Поэтому считаем неоспоримым, что авторство ”Речи” действительно было вначале приписано Кириллу Философу (последний термин следует писать с заглавной буквы) и отнесено к 60-м годам IX в. Итак, мы имеем еще один случай переадресовки и передатировки древнего сюжета: перенесение текста из эпохи Аскольда во времена Владимира Святославича — подобно тому, как другие документы фантастически связали имя ”равноапостольного” князя с именами патриарха Фотия и митрополита Михаила Сирина.
Важным является употребление в ”Речи” александрийского летоисчисления.
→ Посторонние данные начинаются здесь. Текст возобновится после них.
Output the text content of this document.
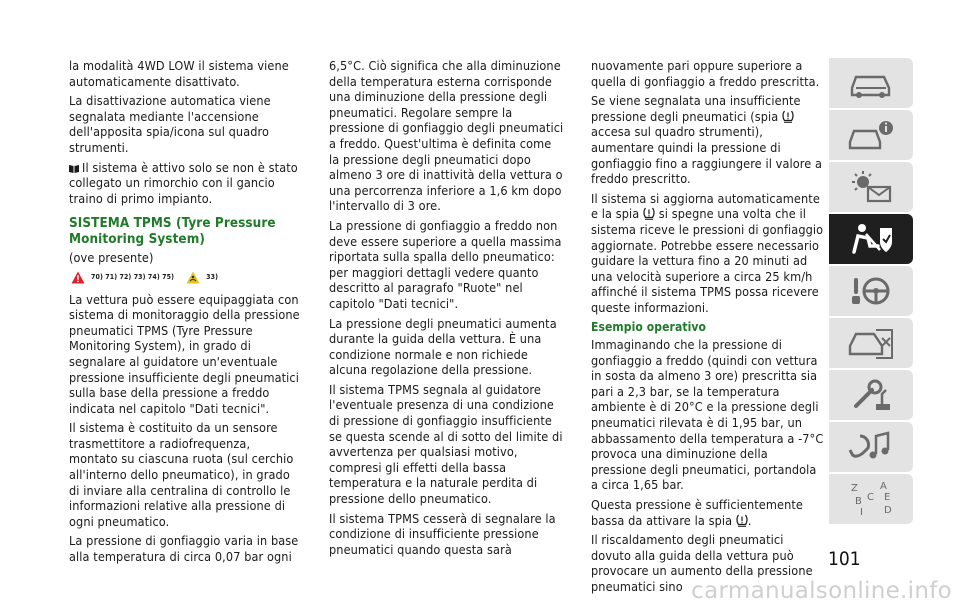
la modalità 4WD LOW il sistema viene automaticamente disattivato.

La disattivazione automatica viene segnalata mediante l'accensione dell'apposita spia/icona sul quadro strumenti.

Il sistema è attivo solo se non è stato collegato un rimorchio con il gancio traino di primo impianto.

SISTEMA TPMS (Tyre Pressure Monitoring System)

(ove presente)

70) 71) 72) 73) 74) 75)	33)

La vettura può essere equipaggiata con sistema di monitoraggio della pressione pneumatici TPMS (Tyre Pressure Monitoring System), in grado di segnalare al guidatore un'eventuale pressione insufficiente degli pneumatici sulla base della pressione a freddo indicata nel capitolo "Dati tecnici".

Il sistema è costituito da un sensore trasmettitore a radiofrequenza, montato su ciascuna ruota (sul cerchio all'interno dello pneumatico), in grado di inviare alla centralina di controllo le informazioni relative alla pressione di ogni pneumatico.

La pressione di gonfiaggio varia in base alla temperatura di circa 0,07 bar ogni

6,5°C. Ciò significa che alla diminuzione della temperatura esterna corrisponde una diminuzione della pressione degli pneumatici. Regolare sempre la pressione di gonfiaggio degli pneumatici a freddo. Quest'ultima è definita come la pressione degli pneumatici dopo almeno 3 ore di inattività della vettura o una percorrenza inferiore a 1,6 km dopo l'intervallo di 3 ore.

La pressione di gonfiaggio a freddo non deve essere superiore a quella massima riportata sulla spalla dello pneumatico: per maggiori dettagli vedere quanto descritto al paragrafo "Ruote" nel capitolo "Dati tecnici".

La pressione degli pneumatici aumenta durante la guida della vettura. È una condizione normale e non richiede alcuna regolazione della pressione.

Il sistema TPMS segnala al guidatore l'eventuale presenza di una condizione di pressione di gonfiaggio insufficiente se questa scende al di sotto del limite di avvertenza per qualsiasi motivo, compresi gli effetti della bassa temperatura e la naturale perdita di pressione dello pneumatico.

Il sistema TPMS cesserà di segnalare la condizione di insufficiente pressione pneumatici quando questa sarà

nuovamente pari oppure superiore a quella di gonfiaggio a freddo prescritta.

Se viene segnalata una insufficiente pressione degli pneumatici (spia  accesa sul quadro strumenti), aumentare quindi la pressione di gonfiaggio fino a raggiungere il valore a freddo prescritto.

Il sistema si aggiorna automaticamente e la spia si spegne una volta che il sistema riceve le pressioni di gonfiaggio aggiornate. Potrebbe essere necessario guidare la vettura fino a 20 minuti ad una velocità superiore a circa 25 km/h affinché il sistema TPMS possa ricevere queste informazioni.

Esempio operativo

Immaginando che la pressione di gonfiaggio a freddo (quindi con vettura in sosta da almeno 3 ore) prescritta sia pari a 2,3 bar, se la temperatura ambiente è di 20°C e la pressione degli pneumatici rilevata è di 1,95 bar, un abbassamento della temperatura a -7°C provoca una diminuzione della pressione degli pneumatici, portandola a circa 1,65 bar.

Questa pressione è sufficientemente bassa da attivare la spia .

Il riscaldamento degli pneumatici dovuto alla guida della vettura può provocare un aumento della pressione pneumatici sino

Z A
B C E
D
I
101
carmanualsonline.info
В тексте читаем: ”В лђто 5000 и 500 посланъ бысть Гаврилъ въ Назарефъ къ дђвици Марии, от колена Давидова, рещи ей: ”Радуися обрадованая, Господь с тобою…”” [250, с. 89]. Таким образом, рождение Христа в тексте ”Речи” четко поставлено на 5500 г. от ”сотворения мира”. Такая дата исключает возможность рассматривать ”Речь” как органичную часть летописного текста; хронисты XI—XII вв. неизменно пользовались принятым в то время в византийской литературе константинопольским летоисчислением, согласно которому рождение Христа относилось к 5508 г. от ”сотворения мира”. Зато александрийская эра широко использовалась в иконоборческое время. В частности, она фигурирует в бревиарии патриарха Никифора, откуда была заимствована летописцем Аскольда. Итак, и этот факт отсылает нас по меньшей мере к IX в.
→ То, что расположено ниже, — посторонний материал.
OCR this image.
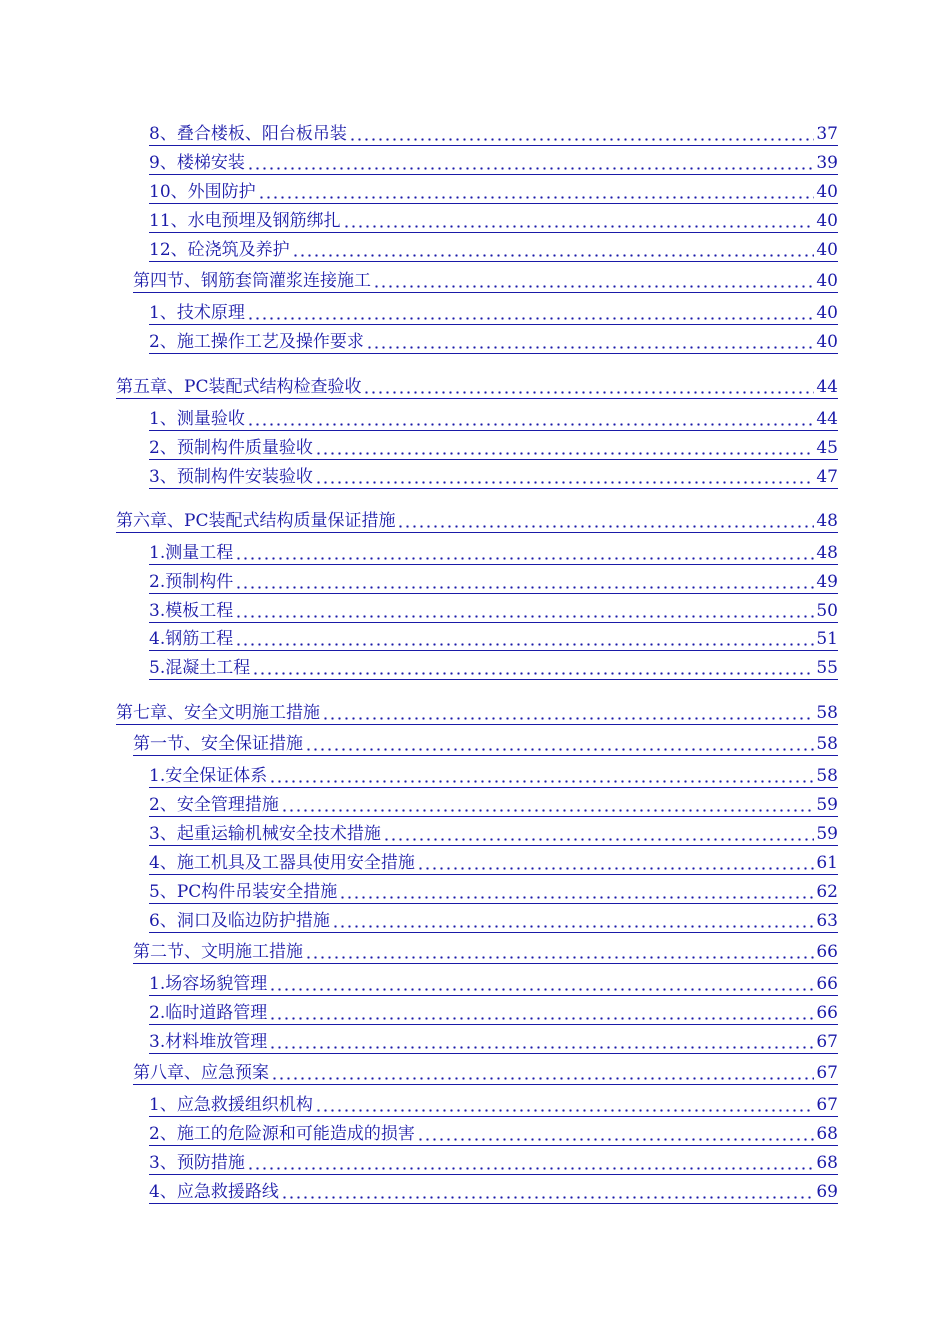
8、叠合楼板、阳台板吊装	37
9、楼梯安装	39
10、外围防护	40
11、水电预埋及钢筋绑扎	40
12、砼浇筑及养护	40
第四节、钢筋套筒灌浆连接施工	40
1、技术原理	40
2、施工操作工艺及操作要求	40
第五章、PC装配式结构检查验收	44
1、测量验收	44
2、预制构件质量验收	45
3、预制构件安装验收	47
第六章、PC装配式结构质量保证措施	48
1.测量工程	48
2.预制构件	49
3.模板工程	50
4.钢筋工程	51
5.混凝土工程	55
第七章、安全文明施工措施	58
第一节、安全保证措施	58
1.安全保证体系	58
2、安全管理措施	59
3、起重运输机械安全技术措施	59
4、施工机具及工器具使用安全措施	61
5、PC构件吊装安全措施	62
6、洞口及临边防护措施	63
第二节、文明施工措施	66
1.场容场貌管理	66
2.临时道路管理	66
3.材料堆放管理	67
第八章、应急预案	67
1、应急救援组织机构	67
2、施工的危险源和可能造成的损害	68
3、预防措施	68
4、应急救援路线	69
В качестве хронологического признака может быть взята и антииудейская направленность ”Речи”, понятная для IX в., когда Хазарский каганат представлял значительную политическую силу, а христианская пропаганда в Восточной Европе сталкивалась с пропагандой талмудистской. Во времена Владимира Святославича этот момент выглядел бы вопиющим анахронизмом. Думаем, что и антииудейские пассажи в ”Слове о законе и благодати” Илариона также навеяны ”Речью Философа”, перенесенной с IX на конец Х в.
Предложенная дата сочинения (IX в.) давно признана в литературе [325; 357, с. 330—332; 437; 438, с. 6—16; 752; 755, с. 152—157]. Она породила ряд гипотез, в основном надуманных и неправдоподобных. Если считать, что комментируемый отрывок является реминисценцией, а еще больше — изложением реальной речи, провозглашенной просветителем (кем бы он ни был) в середине или во второй половине IX в., то, естественно, возникает вопрос: где, когда и при каких условиях это произошло; к кому обращался оратор?
В. И. Ламанский допускал, что включенная в летопись речь приходится на время хазарской миссии Кирилла (860—861 гг.) и адресовалась хазарскому кагану [325, с. 176]. Принять эту гипотезу не можем. Склонять правителя каганата к обращению в лоно христианской церкви было бы делом безнадежным, поскольку тот уже исповедовал монотеистическую религию, и менять ее на другую не было никакого смысла. Реальный Кирилл на это и не рассчитывал: целью его миссии было обеспечить права христиан, которые жили под юрисдикцией каганата. Тем более нелепо излагать человеку, который исповедовал иудаизм, содержание Ветхого завета и исторические сведения о судьбе Израиля. Еще нелепее было ругать иудаистов, как это подано в летописном тексте. К тому же, реального крещения хазарского кагана не было, а появление разбираемого текста имело бы смысл лишь при условии ”счастливого финала”.